Earlier today, I was in need of an easy way to delete files that mached a specific format within a series of folders. For the case of this example, let's say all CSS files. I discovered I could do it with:

find . -name '*.css' -delete

The . represents the current folder and below. Unfortunately you can't use rm -r because it doesn't recursively check for file names matching a pattern.

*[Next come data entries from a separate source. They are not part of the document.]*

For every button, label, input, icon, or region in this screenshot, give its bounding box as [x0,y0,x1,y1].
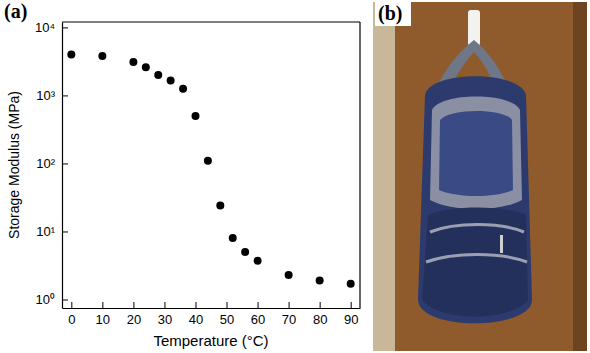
y-tick-label: 10³ [36,88,55,103]
x-tick: 30 [158,302,172,327]
y-tick-mark [62,95,68,96]
plot-frame-right [359,22,360,308]
points [67,50,354,287]
photo-door-frame [373,2,395,351]
x-tick-mark [320,302,321,308]
x-tick-mark [195,302,196,308]
x-tick: 40 [189,302,203,327]
x-tick-label: 40 [189,312,203,327]
x-tick-label: 10 [96,312,110,327]
x-tick-label: 90 [344,312,358,327]
photo-zipper [426,255,527,263]
x-tick-label: 70 [282,312,296,327]
x-tick: 0 [68,302,75,327]
x-tick-mark [227,302,228,308]
x-axis-line [63,308,361,309]
plot-frame-top [62,21,360,22]
y-tick-label: 10² [36,156,55,171]
x-tick-label: 0 [68,312,75,327]
data-point [347,280,355,288]
panel-label: (a) [4,0,27,23]
y-axis-line [62,23,63,309]
data-point [316,277,324,285]
photo-backpack-body [418,76,532,323]
data-point [167,77,175,85]
y-tick-label: 10¹ [36,224,55,239]
y-axis: 10⁰ 10¹ 10² 10³ 10⁴ [35,20,68,308]
data-point [67,50,75,58]
x-tick-label: 50 [220,312,234,327]
data-point [154,71,162,79]
x-tick-mark [133,302,134,308]
y-tick-mark [62,231,68,232]
x-tick: 50 [220,302,234,327]
x-tick-mark [71,302,72,308]
data-point [179,85,187,93]
y-tick-mark [62,163,68,164]
x-tick-label: 20 [127,312,141,327]
x-tick: 90 [344,302,358,327]
x-tick: 10 [96,302,110,327]
photo-backpack-pocket [439,111,513,196]
data-point [98,52,106,60]
data-point [191,112,199,120]
x-axis: 0 10 20 30 40 50 60 70 80 90 [63,302,361,327]
x-axis-title: Temperature (°C) [153,332,268,349]
photo-shadow [573,2,587,351]
y-tick: 10² [36,156,68,171]
x-tick: 70 [282,302,296,327]
x-tick-mark [351,302,352,308]
y-tick: 10³ [36,88,68,103]
x-tick-mark [258,302,259,308]
x-tick: 60 [251,302,265,327]
y-tick: 10⁴ [35,20,68,35]
y-tick: 10¹ [36,224,68,239]
x-tick: 80 [313,302,327,327]
photo-zipper [430,225,524,233]
y-tick-label: 10⁴ [35,20,55,35]
panel-label: (b) [378,2,402,25]
photo-backpack-front-pocket [422,208,528,317]
figure: 0 10 20 30 40 50 60 70 80 90 10⁰ 10¹ 10² 10³ 10⁴ Temper… [0,0,590,353]
y-tick-label: 10⁰ [36,292,55,307]
x-tick-mark [289,302,290,308]
x-tick-label: 80 [313,312,327,327]
photo [373,2,587,351]
x-tick-mark [102,302,103,308]
panel-label-patch [375,2,411,26]
y-tick-mark [62,300,68,301]
data-point [285,271,293,279]
photo-zipper-pull [500,235,503,253]
y-axis-title: Storage Modulus (MPa) [6,91,22,239]
photo-wall [373,2,587,351]
data-point [241,248,249,256]
data-point [229,234,237,242]
x-tick-label: 30 [158,312,172,327]
data-point [142,63,150,71]
x-tick: 20 [127,302,141,327]
data-point [216,202,224,210]
x-tick-label: 60 [251,312,265,327]
y-tick-mark [62,27,68,28]
data-point [254,257,262,265]
data-point [204,157,212,165]
x-tick-mark [164,302,165,308]
photo-backpack-panel [430,97,522,210]
data-point [129,58,137,66]
y-tick: 10⁰ [36,292,68,307]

If you're using the latest version of macOS where the default shell changed to zsh you can glob it

/tmp
❯ mkdir -p omg/wtf/bbq

/tmp
❯ touch omg/wtf/bbq/{1,2,3,4,5,6,7,8,9,10}.css

/tmp
❯ tree omg
omg
└── wtf
    └── bbq
        ├── 10.css
        ├── 1.css
        ├── 2.css
        ├── 3.css
        ├── 4.css
        ├── 5.css
        ├── 6.css
        ├── 7.css
        ├── 8.css
        └── 9.css

2 directories, 10 files

/tmp
❯ rm -r omg/**/*.css
commented: +1 for Glob. Long live Glob. +15

Also, in addition to find -exec (which is awesome) there's xargs - it works in a very similar fashion but can be used anywhere to do.. anything.

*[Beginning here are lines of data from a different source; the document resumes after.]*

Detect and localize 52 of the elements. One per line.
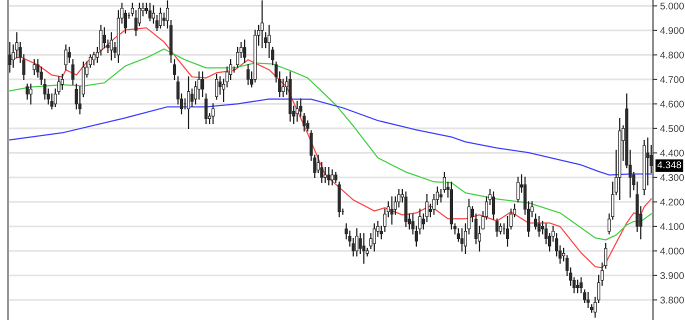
y-tick-label: 4.400 (660, 150, 684, 157)
candlestick (64, 44, 68, 70)
y-tick-label: 4.300 (660, 174, 684, 182)
y-tick-label: 4.900 (660, 27, 684, 34)
candlestick (334, 172, 338, 183)
y-tick-label: 4.500 (660, 125, 684, 132)
y-tick-label: 4.800 (660, 52, 684, 59)
candlestick (71, 59, 74, 85)
candlestick (362, 233, 366, 264)
candlestick (246, 64, 250, 85)
candlestick (282, 78, 285, 98)
candlestick (158, 8, 162, 29)
candlestick (372, 223, 376, 252)
candlestick (330, 169, 334, 186)
candlestick (586, 292, 590, 308)
candlestick (200, 71, 204, 98)
candlestick (355, 228, 358, 256)
y-tick-label: 4.100 (660, 223, 684, 230)
candlestick (243, 40, 246, 63)
candlestick (268, 24, 271, 58)
candlestick (68, 46, 71, 63)
candlestick (492, 191, 496, 220)
candlestick (576, 280, 580, 294)
candlestick (498, 223, 502, 234)
candlestick (537, 216, 541, 237)
candlestick (110, 32, 113, 60)
line-series (9, 48, 652, 240)
candlestick (260, 0, 264, 48)
text: 4.348 (657, 161, 682, 168)
candlestick (516, 176, 520, 203)
candlestick (327, 166, 330, 186)
y-tick-label: 3.800 (660, 296, 684, 304)
candlestick (495, 218, 499, 237)
candlestick (214, 74, 218, 100)
candlestick (29, 84, 32, 105)
y-tick-label: 3.900 (660, 272, 684, 280)
candlestick (148, 2, 152, 22)
candlestick (324, 166, 327, 183)
y-tick-label: 5.000 (660, 2, 684, 10)
candlestick (460, 228, 464, 252)
candlestick (186, 76, 190, 130)
candlestick (390, 196, 394, 225)
candlestick (211, 103, 215, 124)
y-tick-label: 4.700 (660, 76, 684, 84)
candlestick (172, 59, 176, 80)
candlestick (8, 42, 12, 73)
candlestick (296, 100, 299, 122)
y-tick-label: 4.600 (660, 100, 684, 108)
y-tick-label: 4.200 (660, 198, 684, 206)
y-tick-label: 4.000 (660, 248, 684, 255)
candlestick (204, 93, 208, 124)
candlestick (32, 59, 36, 76)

https://en.wikipedia.org/wiki/Xargs

The newer 'find' has a batch execution mode, but I find it easier to use 'xargs'. I usually do 'xargs -n101 ...' to both prevent execution with no arguments and get the work started while still getting 99+% of the bulk savings. In fact, I wrote a fast xargs that does the work of one batch while collecting the input for the next batch without excessive blocking. For the power user, xargs has a high steroids cousing, parallel. Or you can spin off the rm in the bg since there is no output as 'rm some_file &' or batches 'rm some_files &'. Sometime I use:

find ... -type f -name '*.css' | xargs -n101 echo rm | while read l
    do
        $l &
    done

but you have to beware of spaces and such in the file names!

You want to 'find ... -type f', so you are not working on directories, devices, or sym links! When not trying for directories, the '-r' option of rm is not needed.